BLOMBERG, Niels
Lachgas
Ik weet dat het wordt aangeduid als N2O
of ouderwets als stikstofoxidule
Ik ken de wetenschappelijke namen.
Ik weet dat het wordt gebruikt
in operatiekamers en nutteloos
zou zijn geweest bij de Marne.
Ik weet niet hoe het ruikt
of hoe het smaakt
of hoe het voelt
Soms is het er gewoon
Dan zie ik mondhoeken krullen
en ogen glinsteren in de zon
Soms is het er gewoon
in lentegroen of herfstrood
in vogel-V van noord naar zuid
Soms is het er gewoon
in een woord dat rolt van een tong
en stilvalt op een trommelvlies
ODE AAN GEMAAL LOVINK
De macht der Zuiderzee getemd door Lely’s plan.

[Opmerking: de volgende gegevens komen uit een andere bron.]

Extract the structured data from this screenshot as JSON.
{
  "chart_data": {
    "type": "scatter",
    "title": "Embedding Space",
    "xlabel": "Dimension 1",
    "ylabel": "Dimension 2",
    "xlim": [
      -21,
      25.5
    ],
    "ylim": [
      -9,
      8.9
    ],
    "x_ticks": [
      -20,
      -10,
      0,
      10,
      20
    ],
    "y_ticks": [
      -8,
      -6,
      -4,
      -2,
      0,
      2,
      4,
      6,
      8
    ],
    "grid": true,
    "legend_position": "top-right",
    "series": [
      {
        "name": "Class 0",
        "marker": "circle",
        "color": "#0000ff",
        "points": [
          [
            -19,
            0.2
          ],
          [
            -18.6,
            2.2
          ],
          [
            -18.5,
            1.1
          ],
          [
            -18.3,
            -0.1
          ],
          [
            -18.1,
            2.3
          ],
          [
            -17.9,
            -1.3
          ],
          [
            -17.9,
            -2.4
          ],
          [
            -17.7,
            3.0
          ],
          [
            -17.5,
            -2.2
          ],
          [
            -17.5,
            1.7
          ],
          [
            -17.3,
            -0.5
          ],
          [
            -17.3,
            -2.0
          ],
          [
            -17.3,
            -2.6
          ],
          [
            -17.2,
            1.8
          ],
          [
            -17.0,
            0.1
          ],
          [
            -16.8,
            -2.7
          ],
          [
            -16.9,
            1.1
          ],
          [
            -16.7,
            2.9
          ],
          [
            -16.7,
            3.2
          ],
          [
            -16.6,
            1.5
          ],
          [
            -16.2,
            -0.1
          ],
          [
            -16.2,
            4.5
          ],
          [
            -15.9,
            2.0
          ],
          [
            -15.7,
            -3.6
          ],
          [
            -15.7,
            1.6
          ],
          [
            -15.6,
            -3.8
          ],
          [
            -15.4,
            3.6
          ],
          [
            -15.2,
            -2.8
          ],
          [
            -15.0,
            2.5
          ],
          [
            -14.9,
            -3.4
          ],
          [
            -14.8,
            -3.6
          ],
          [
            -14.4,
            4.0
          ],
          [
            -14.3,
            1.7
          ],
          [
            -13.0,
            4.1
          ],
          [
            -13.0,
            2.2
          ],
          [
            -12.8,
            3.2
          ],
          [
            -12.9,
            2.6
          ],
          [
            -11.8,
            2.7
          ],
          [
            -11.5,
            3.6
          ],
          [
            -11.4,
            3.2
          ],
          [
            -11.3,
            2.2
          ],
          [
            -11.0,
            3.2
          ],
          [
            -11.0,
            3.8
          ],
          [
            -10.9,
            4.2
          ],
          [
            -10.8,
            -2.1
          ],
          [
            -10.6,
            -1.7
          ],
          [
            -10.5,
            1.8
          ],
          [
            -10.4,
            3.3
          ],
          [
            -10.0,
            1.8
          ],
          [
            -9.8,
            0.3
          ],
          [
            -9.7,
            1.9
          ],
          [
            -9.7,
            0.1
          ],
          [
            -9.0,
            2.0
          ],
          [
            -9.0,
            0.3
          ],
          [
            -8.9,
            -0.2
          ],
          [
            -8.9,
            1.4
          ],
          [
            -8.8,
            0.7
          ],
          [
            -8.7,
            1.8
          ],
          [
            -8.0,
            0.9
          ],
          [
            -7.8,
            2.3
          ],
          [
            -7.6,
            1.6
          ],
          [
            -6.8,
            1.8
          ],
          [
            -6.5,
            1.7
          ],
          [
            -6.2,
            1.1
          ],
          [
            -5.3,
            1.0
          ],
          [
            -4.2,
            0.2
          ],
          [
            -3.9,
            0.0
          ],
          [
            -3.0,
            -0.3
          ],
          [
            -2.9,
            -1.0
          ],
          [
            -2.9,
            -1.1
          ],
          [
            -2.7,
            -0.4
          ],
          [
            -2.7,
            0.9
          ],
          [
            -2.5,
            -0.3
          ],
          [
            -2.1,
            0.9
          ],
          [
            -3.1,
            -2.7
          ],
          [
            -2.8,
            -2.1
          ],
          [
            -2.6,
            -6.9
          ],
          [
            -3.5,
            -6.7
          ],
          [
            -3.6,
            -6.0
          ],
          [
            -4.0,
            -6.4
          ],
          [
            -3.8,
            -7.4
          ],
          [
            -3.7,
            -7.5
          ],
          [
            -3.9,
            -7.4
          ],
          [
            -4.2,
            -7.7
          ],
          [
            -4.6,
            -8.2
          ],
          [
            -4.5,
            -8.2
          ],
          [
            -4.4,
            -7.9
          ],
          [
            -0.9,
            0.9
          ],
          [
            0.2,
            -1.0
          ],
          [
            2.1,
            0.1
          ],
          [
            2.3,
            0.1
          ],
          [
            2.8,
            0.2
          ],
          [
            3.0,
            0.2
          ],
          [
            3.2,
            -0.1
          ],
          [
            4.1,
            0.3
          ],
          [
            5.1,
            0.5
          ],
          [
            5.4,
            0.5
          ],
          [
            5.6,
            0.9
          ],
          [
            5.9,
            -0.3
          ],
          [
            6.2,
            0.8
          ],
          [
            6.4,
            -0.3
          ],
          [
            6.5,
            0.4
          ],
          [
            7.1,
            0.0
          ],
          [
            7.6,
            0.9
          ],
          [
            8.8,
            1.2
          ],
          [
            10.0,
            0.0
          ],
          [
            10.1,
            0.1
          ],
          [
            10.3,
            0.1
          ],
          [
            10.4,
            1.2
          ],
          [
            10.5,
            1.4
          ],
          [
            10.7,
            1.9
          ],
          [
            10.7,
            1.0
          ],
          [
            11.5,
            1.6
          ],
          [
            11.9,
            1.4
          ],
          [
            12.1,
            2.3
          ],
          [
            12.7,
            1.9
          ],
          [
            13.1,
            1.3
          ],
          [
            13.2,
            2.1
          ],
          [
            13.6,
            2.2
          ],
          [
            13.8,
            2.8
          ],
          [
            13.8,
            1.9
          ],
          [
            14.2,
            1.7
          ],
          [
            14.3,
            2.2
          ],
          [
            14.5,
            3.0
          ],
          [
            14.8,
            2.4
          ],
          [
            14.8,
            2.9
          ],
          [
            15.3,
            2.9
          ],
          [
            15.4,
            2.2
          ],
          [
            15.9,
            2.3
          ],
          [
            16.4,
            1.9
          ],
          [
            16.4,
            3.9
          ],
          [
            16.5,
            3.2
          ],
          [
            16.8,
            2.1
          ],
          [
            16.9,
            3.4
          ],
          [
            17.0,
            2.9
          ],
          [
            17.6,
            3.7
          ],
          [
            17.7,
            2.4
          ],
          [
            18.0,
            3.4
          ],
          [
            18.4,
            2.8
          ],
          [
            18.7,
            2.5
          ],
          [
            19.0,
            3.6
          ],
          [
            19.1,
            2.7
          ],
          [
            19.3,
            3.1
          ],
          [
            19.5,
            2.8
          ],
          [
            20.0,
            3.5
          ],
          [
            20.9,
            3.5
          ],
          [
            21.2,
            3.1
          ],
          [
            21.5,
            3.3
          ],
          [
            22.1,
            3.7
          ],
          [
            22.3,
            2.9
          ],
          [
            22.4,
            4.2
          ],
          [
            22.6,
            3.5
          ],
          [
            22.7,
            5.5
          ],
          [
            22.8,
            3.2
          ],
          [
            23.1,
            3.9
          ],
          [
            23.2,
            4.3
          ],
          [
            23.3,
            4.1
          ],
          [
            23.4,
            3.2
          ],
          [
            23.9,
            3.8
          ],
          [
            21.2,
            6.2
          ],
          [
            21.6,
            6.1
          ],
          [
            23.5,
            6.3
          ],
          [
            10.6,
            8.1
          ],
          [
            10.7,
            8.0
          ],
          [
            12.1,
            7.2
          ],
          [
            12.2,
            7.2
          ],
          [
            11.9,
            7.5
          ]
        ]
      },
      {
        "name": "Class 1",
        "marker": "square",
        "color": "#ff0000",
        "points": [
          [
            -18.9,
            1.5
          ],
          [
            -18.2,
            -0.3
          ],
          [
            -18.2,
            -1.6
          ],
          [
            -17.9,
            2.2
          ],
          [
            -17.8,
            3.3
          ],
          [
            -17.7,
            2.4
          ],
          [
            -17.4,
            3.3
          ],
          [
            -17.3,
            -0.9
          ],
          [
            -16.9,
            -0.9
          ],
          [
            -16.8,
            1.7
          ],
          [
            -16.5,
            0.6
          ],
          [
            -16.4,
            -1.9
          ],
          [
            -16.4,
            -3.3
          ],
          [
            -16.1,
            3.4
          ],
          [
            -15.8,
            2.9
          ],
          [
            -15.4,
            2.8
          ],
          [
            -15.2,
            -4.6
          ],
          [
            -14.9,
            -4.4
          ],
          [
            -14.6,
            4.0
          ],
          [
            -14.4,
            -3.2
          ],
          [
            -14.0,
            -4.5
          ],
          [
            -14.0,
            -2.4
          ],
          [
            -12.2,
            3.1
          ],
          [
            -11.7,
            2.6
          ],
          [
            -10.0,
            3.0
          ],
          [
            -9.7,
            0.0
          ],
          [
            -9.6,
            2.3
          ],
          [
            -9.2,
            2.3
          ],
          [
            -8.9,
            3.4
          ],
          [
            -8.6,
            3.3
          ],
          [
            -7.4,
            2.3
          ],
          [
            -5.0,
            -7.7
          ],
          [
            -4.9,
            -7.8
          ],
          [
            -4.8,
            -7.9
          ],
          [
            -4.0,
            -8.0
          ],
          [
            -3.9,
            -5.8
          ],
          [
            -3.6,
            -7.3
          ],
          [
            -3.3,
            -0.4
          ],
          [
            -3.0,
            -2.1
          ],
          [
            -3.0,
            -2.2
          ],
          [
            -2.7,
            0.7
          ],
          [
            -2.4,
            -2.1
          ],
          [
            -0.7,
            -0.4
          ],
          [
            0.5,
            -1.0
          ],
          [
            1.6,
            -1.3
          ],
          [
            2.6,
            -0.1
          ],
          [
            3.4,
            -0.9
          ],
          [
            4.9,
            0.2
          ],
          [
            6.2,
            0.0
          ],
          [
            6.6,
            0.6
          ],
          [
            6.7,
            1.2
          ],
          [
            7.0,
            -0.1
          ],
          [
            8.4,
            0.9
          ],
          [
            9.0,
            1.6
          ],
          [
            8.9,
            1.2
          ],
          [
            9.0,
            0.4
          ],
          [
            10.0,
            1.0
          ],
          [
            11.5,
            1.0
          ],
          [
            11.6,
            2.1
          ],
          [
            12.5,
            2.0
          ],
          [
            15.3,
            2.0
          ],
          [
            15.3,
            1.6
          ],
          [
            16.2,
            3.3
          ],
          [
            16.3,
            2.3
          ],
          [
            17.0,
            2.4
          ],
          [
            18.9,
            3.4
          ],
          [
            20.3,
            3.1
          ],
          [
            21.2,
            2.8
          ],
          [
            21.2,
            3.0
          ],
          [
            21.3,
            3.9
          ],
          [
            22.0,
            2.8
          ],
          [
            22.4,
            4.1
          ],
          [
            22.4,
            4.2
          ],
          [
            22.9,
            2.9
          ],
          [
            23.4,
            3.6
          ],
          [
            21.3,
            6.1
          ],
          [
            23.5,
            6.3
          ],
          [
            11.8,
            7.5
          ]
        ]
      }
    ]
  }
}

Nooit breekt hier meer een dijk door visie van één man.
Al gaan nog wel de wind en golfslag hier te keer,
geen Noord- of Waddenzee stuwt op in’t IJsselmeer.
Maar dat is niet genoeg voor hem die verder kijkt:
Het meer moet echt getemd, bedwongen en bedijkt.
Zijn water bergt een schat, zijn bodem maakt ons rijk.
Maar hier vang ik mijn vis, treurt men in Harderwijk.
De dijk komt in het meer, het randmeer is een feit.
Nu moet de polder leeg, de pomp begint zijn strijd.
De Veluwnaar beziet de reus van steen en staal.
Fier staat het aan de kim, ’t is Lovink’s trots gemaal.
Zijn schoepen scheppen voort, het water naar omhoog.
Zo komt in korte tijd de nieuwe polder droog.
Daar op zijn gevel staan de boer en visserman.
De pompen staan op wacht, bewaken Lely’s plan.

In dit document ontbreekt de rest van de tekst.